El siguiente paso para encontrar nuestro lugar en el Universo era saber si todo cuanto existe está en nuestra galaxia o si hay algo más fuera de los límites de la Vía Láctea. Esta es la tarea a la que se dedicó Edwin Hubble, el hijo de un ama de casa y un vendedor de seguros, cuando comenzó a observar el firmamento con el telescopio más poderoso del mundo en 1919. Hubble encontró que algunas nubes brillantes en el firmamento, conocidas como nebulosas, estaban por fuera de nuestra propia galaxia y ellas mismas eran otras galaxias como la nuestra. Sin embargo, la sorpresa no terminaba allí.

Hubble decidió combinar sus observaciones con las de los astrónomos Vesto Slipher y Milton Humason, quienes habían medido la velocidad de estas nebulosas con respecto a nosotros utilizando el efecto Doppler, es decir el cambio de color de la luz cuando la fuente se encuentra en movimiento, el mismo efecto que hace que el sonido de una ambulancia cambie cuando se está acercando o se está alejando de nosotros. Lo que Hubble encontró es que las galaxias se están alejando de nosotros y mientras más lejos están más rápido se alejan, un descubrimiento que tiene profundas implicaciones en nuestra forma de ver el Universo: durante siglos todo nuestro Universo era la Vía Láctea, luego descubrimos que hay otras galaxias distintas a la nuestra y que además estas galaxias se están alejando de nosotros en todas las direcciones. Se necesitaba una gran imaginación y conocimiento de las leyes de la física para explicar el descubrimiento de Hubble y esas dos cualidades se conjugaron en un hombre: el sacerdote católico Georges Lemaître.

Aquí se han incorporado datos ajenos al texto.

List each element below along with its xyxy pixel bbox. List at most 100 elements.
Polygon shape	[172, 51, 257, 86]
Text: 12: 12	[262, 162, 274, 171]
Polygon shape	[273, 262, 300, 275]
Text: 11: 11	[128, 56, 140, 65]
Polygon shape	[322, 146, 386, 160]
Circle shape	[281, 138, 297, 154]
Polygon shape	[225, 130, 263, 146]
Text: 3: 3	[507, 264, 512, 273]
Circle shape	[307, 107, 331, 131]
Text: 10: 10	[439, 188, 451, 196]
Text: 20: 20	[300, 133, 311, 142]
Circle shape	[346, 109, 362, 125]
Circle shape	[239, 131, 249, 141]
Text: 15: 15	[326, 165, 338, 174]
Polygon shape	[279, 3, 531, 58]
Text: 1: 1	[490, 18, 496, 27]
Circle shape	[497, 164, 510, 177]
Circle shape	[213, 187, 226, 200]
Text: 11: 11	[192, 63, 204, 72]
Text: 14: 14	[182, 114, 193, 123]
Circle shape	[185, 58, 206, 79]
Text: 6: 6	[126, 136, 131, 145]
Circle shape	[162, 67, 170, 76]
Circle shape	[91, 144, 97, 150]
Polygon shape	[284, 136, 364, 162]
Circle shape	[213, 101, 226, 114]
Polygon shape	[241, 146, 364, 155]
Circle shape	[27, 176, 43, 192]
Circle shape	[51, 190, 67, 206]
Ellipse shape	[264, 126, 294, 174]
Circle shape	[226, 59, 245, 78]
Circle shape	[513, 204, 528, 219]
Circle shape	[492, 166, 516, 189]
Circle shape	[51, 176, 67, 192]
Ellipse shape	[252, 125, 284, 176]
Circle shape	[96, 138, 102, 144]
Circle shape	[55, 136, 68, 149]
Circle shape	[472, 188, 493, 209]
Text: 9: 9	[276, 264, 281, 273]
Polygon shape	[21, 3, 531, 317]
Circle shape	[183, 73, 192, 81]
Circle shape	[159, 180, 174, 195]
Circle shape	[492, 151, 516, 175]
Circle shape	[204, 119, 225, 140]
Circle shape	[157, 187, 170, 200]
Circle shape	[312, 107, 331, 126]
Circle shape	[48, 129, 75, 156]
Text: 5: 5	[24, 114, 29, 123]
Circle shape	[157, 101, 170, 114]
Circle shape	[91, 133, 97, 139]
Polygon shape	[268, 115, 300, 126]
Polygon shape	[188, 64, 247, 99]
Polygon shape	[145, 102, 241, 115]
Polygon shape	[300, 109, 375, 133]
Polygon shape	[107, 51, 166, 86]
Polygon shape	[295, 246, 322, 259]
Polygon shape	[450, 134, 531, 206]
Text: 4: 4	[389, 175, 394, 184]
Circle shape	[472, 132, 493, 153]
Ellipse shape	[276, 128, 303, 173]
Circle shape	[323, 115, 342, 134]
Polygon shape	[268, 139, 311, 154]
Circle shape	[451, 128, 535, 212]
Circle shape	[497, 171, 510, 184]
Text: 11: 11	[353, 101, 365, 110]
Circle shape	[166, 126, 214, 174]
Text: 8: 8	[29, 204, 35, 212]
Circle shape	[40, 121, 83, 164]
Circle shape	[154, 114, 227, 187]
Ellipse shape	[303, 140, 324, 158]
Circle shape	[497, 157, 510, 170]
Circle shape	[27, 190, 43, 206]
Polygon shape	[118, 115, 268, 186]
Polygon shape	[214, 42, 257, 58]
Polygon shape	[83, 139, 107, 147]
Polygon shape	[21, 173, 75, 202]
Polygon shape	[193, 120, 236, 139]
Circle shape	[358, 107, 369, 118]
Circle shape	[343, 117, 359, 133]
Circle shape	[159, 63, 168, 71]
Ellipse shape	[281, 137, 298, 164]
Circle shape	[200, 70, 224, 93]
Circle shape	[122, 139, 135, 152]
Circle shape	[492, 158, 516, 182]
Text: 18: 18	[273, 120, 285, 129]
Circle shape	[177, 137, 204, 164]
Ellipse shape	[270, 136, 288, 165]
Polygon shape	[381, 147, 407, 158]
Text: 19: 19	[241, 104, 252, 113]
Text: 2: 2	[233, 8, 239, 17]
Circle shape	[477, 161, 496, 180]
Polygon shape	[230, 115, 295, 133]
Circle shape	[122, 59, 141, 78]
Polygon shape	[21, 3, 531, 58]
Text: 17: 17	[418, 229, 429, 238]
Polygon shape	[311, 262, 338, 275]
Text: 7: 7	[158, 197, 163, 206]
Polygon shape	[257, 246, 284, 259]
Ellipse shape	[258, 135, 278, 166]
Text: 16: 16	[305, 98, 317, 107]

En 1916, Albert Einstein ya no era el desconocido empleado de la oficina de patentes que había deslumbrado al mundo con sus descubrimientos. Einstein había unificado los dos lados del oficio del astrónomo en la idea de espacio-tiempo, había adquirido un gran prestigio científico y vivía cómodamente en Berlín como miembro de la Academia Prusiana de Ciencias. Sin embargo, su curiosidad no se había agotado y fue en ese año cuando Einstein publicó sus trabajos de relatividad general, una descripción de la gravedad como una propiedad del espacio y el tiempo. Según Einstein, la geometría del espacio-tiempo está directamente relacionada con la energía contenida en la materia y la radiación. Por si le preguntan en un coctel: según la relatividad general, la forma de nuestro Universo es el producto de la luz y la materia que hay en él.

La relatividad general es la herramienta que los científicos utilizan para describir el Universo en su conjunto, algo que compone una rama de la física que se llama cosmología. La cosmología contrasta con la forma en que la astronomía describe el Universo a partir de sus componentes, pero al final son complementarias: se pueden estudiar las ramas, los frutos, o las hojas de los árboles en un bosque o se puede describir la distribución de los árboles en el bosque, al final el objeto de estudio es el mismo. Usando la relatividad general, los científicos comenzaron a imaginar universos de distintas formas, universos que se expanden o se encogen, universos en donde la distancia más corta entre dos puntos no es una línea recta, universos inmóviles, universos abiertos y universos cerrados, universos y más universos, la imaginación era el límite.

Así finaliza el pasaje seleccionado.